Metabolic and Biomolecular Engineering National Research Laboratory, Department of Chemical and Biomolecular Engineering (BK21 Program), BioProcess Engineering Research Center, Center for Systems and Synthetic Biotechnology, Institute for the BioCentury, KAIST, Daejeon, Republic of Korea.
Biotechnol Adv. 2012 Sep-Oct;30(5):989-1000. doi: 10.1016/j.biotechadv.2011.08.015. Epub 2011 Aug 25.

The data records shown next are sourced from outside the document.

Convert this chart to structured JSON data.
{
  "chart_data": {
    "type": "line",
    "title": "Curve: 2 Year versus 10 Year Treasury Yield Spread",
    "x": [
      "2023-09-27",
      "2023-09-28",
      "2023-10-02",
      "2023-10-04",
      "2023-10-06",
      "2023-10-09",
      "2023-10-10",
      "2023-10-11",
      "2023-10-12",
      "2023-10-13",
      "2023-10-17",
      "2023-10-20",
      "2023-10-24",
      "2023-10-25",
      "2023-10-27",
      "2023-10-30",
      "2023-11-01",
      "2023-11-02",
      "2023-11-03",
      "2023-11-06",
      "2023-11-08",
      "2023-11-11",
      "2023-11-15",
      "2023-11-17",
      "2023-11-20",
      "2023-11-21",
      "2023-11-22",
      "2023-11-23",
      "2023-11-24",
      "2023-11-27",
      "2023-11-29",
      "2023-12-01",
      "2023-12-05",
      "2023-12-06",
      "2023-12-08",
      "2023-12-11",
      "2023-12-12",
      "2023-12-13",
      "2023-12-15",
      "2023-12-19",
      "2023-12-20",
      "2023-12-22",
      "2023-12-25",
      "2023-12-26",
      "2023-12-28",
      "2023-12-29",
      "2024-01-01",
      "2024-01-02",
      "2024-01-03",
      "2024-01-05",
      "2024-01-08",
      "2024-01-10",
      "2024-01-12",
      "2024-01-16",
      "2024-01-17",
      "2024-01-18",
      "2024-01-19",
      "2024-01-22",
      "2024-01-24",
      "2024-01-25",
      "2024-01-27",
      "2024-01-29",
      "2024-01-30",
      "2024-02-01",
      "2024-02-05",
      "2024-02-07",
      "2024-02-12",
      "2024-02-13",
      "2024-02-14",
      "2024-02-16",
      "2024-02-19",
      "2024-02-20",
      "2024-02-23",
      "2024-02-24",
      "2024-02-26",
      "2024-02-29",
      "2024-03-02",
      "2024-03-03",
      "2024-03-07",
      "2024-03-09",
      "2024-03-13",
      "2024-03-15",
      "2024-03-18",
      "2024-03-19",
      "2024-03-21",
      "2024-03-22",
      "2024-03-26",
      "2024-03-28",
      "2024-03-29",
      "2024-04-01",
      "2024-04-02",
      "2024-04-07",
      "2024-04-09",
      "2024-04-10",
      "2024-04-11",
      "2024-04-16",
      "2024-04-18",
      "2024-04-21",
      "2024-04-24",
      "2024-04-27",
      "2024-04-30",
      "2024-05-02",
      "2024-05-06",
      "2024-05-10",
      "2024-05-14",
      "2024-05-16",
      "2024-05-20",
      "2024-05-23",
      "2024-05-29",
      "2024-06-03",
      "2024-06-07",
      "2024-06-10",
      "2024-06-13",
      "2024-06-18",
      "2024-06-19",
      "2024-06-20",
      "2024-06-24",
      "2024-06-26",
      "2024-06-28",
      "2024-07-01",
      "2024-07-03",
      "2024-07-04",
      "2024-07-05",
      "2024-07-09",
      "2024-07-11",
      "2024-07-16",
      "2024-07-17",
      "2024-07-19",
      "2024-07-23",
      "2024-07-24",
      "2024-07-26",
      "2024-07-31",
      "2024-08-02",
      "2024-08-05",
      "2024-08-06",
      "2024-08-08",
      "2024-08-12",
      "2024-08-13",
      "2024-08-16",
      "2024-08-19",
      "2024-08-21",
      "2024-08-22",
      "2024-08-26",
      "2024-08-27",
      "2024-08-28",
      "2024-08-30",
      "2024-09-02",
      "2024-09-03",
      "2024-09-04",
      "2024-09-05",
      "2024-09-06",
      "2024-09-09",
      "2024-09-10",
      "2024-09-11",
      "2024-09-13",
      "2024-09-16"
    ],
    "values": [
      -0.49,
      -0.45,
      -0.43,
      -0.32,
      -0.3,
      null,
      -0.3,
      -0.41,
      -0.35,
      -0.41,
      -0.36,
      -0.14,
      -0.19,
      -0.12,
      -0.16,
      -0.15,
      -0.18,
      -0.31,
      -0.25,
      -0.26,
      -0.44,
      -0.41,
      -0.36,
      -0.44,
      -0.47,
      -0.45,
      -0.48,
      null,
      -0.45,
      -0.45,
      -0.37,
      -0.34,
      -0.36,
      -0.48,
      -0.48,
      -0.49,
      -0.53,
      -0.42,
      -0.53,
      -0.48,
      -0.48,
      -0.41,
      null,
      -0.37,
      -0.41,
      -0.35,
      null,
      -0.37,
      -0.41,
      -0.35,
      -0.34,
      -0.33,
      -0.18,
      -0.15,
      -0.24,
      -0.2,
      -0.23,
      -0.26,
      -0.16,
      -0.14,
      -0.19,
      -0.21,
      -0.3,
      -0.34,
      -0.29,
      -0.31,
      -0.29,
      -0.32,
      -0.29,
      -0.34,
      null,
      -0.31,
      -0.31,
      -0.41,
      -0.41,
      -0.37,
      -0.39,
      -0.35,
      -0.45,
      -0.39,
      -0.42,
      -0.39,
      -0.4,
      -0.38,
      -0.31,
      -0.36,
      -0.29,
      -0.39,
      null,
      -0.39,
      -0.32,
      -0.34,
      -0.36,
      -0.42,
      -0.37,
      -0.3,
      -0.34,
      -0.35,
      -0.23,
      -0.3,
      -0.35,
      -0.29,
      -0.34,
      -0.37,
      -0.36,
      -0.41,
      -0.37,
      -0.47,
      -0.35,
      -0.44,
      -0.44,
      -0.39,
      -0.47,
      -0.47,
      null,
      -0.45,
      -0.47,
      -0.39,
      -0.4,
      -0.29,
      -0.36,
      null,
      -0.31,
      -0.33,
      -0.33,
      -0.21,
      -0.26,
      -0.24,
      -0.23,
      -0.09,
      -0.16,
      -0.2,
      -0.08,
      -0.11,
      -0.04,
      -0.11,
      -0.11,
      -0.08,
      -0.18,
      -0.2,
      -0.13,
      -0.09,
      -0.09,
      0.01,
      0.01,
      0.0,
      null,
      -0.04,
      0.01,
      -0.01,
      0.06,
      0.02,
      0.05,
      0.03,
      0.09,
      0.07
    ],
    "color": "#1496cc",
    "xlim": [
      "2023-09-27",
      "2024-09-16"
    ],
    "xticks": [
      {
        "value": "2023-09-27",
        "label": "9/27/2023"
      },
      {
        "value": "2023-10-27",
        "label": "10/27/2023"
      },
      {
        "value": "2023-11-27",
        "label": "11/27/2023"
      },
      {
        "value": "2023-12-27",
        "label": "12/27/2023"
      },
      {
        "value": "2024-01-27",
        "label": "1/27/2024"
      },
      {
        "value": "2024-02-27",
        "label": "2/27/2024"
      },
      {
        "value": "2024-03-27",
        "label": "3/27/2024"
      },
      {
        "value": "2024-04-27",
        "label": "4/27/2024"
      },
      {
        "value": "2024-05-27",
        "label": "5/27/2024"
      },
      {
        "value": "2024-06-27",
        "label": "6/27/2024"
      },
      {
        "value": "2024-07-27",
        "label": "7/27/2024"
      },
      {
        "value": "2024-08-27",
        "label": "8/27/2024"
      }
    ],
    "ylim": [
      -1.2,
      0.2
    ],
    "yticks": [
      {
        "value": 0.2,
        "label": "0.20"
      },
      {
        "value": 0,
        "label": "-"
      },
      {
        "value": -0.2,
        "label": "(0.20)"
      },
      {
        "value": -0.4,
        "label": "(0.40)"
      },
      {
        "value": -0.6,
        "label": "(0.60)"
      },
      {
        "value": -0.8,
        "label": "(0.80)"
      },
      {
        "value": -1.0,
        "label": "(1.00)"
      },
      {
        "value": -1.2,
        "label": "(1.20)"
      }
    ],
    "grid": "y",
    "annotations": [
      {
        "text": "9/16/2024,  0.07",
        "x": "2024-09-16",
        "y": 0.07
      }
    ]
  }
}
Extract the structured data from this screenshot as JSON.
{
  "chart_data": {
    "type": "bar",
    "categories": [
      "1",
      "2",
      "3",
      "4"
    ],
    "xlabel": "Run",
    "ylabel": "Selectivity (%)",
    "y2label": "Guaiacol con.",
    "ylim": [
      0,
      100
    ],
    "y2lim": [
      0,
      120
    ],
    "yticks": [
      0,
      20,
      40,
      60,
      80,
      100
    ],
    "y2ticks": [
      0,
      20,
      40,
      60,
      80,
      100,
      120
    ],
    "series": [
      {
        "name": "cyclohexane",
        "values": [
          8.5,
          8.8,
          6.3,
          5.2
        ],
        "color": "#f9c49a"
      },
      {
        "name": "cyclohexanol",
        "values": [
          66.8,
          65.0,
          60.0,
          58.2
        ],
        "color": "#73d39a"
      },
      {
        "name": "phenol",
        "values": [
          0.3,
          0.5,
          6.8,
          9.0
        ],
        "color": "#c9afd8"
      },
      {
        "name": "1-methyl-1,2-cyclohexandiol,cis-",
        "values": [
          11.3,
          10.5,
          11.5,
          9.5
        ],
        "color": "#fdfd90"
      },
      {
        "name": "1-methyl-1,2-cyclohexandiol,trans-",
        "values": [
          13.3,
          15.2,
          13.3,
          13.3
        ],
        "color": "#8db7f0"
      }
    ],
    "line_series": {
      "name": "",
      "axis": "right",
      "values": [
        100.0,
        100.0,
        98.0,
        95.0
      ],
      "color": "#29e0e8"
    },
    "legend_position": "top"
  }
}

The increasing oil price and environmental concerns caused by the use of fossil fuel have renewed our interest in utilizing biomass as a sustainable resource for the production of biofuel. It is however essential to develop high performance microbes that are capable of producing biofuels with very high efficiency in order to compete with the fossil fuel. Recently, the strategies for developing microbial strains by systems metabolic engineering, which can be considered as metabolic engineering integrated with systems biology and synthetic biology, have been developed. Systems metabolic engineering allows successful development of microbes that are capable of producing several different biofuels including bioethanol, biobutanol, alkane, and biodiesel, and even hydrogen. In this review, the approaches employed to develop efficient biofuel producers by metabolic engineering and systems metabolic engineering approaches are reviewed with relevant example cases. It is expected that systems metabolic engineering will be employed as an essential strategy for the development of microbial strains for industrial applications.
不断上涨的油价以及对化石燃料使用所带来的环境问题,使我们重新关注利用生物质作为生物燃料生产的可持续资源。然而,开发能够非常高效地生产生物燃料的高性能微生物是至关重要的,这是为了与化石燃料竞争。最近,通过系统代谢工程来开发微生物菌株的策略已经被开发出来,它可以被认为是将系统生物学和合成生物学与代谢工程相结合。系统代谢工程允许成功开发出能够生产多种不同生物燃料的微生物,包括生物乙醇、生物丁醇、烷烃和生物柴油,甚至氢气。在这篇综述中,我们回顾了通过代谢工程和系统代谢工程方法开发高效生物燃料生产菌的方法,并提供了相关的实例。预计系统代谢工程将作为用于工业应用的微生物菌株开发的重要策略。